In our “lightning film,” Act of God, there is no guide. There are all these different stories that have become fairly tangential as the shooting has progressed. We’re putting electrodes on musician Fred Frith as he’s improvising, to see the electromagnetic activity in his brain. We go to Cuba to follow a thousand people at a parade celebrating the god of lightning, Chango. The question is: Will all these associations collapse under their own weight, or will they come together in their own organic way? We’re just at an assembly stage, so I don’t know the answer to that question. But it could go either way, because this is new territory: to start with a very general idea — issues of randomness and chance, what are the metaphysical effects of being struck by lightning, what is electricity — and then try to turn it into a coherent film.
Q: How healthy do you think Canadian filmmaking is right now?

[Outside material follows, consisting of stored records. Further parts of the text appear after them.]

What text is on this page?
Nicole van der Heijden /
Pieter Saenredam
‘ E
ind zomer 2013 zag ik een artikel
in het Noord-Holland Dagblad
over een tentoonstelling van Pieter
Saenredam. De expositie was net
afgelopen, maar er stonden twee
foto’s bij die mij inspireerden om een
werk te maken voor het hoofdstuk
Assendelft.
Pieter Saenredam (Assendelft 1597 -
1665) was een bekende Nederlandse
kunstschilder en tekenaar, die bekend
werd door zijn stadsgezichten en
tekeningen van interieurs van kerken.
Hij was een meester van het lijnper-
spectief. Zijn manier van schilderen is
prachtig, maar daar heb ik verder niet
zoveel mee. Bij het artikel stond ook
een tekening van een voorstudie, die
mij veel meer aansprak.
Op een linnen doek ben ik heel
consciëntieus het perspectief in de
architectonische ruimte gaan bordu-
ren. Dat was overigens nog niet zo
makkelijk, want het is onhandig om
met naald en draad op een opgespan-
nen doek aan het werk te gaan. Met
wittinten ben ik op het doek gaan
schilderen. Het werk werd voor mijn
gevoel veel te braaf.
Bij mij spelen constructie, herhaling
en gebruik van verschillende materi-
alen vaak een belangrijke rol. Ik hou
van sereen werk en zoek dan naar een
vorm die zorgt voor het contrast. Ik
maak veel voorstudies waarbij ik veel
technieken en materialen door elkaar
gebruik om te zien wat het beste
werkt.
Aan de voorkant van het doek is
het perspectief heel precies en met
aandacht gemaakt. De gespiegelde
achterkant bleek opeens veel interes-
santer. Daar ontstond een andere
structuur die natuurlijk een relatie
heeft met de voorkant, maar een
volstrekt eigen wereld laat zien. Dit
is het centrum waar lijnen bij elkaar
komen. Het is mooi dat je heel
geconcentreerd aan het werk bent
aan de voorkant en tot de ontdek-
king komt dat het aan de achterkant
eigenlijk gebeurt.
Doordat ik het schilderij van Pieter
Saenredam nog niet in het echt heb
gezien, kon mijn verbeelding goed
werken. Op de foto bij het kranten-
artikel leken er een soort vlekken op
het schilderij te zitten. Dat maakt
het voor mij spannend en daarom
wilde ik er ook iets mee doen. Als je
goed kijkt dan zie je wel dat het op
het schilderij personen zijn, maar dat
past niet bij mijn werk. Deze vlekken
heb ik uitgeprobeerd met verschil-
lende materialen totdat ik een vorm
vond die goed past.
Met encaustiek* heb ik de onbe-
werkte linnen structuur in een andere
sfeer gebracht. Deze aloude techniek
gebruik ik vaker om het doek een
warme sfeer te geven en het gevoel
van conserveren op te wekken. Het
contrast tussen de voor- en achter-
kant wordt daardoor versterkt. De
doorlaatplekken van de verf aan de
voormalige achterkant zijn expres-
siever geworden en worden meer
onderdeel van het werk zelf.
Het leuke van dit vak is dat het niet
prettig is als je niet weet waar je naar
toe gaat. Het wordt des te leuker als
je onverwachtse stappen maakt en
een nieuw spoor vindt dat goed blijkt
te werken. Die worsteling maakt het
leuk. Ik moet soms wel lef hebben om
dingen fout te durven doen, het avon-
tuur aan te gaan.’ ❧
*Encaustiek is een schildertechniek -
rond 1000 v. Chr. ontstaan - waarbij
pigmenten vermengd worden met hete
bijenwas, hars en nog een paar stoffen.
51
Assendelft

A: I think there have been some incredible films produced in the last couple of years. And I know that there’s going to be more really good work soon. I was on the jury at the Toronto International Film Festival last year and I saw almost every Canadian film that was produced that year. It was a very interesting cross-section of work. The thing that worries me is that we live with such a monolithic cultural neighbour. There is no question to me — and I feel this every time I go to the States — that we are not the same. I think that we have to continue to nurture what is specifically Canadian about the films we make without capitulating to a simplistic understanding of what Canadian content means. The way that that’s been framed in the past has been extremely limiting, and I think that a Canadian subject isn’t as important as a Canadian perspective. And if we’re broader about what we support, then everything gets healthier.
The Hot Docs Canadian International Documentary Festival runs from April 17 to 27 in Toronto.
Jason McBride writes about the arts for CBCNews.ca.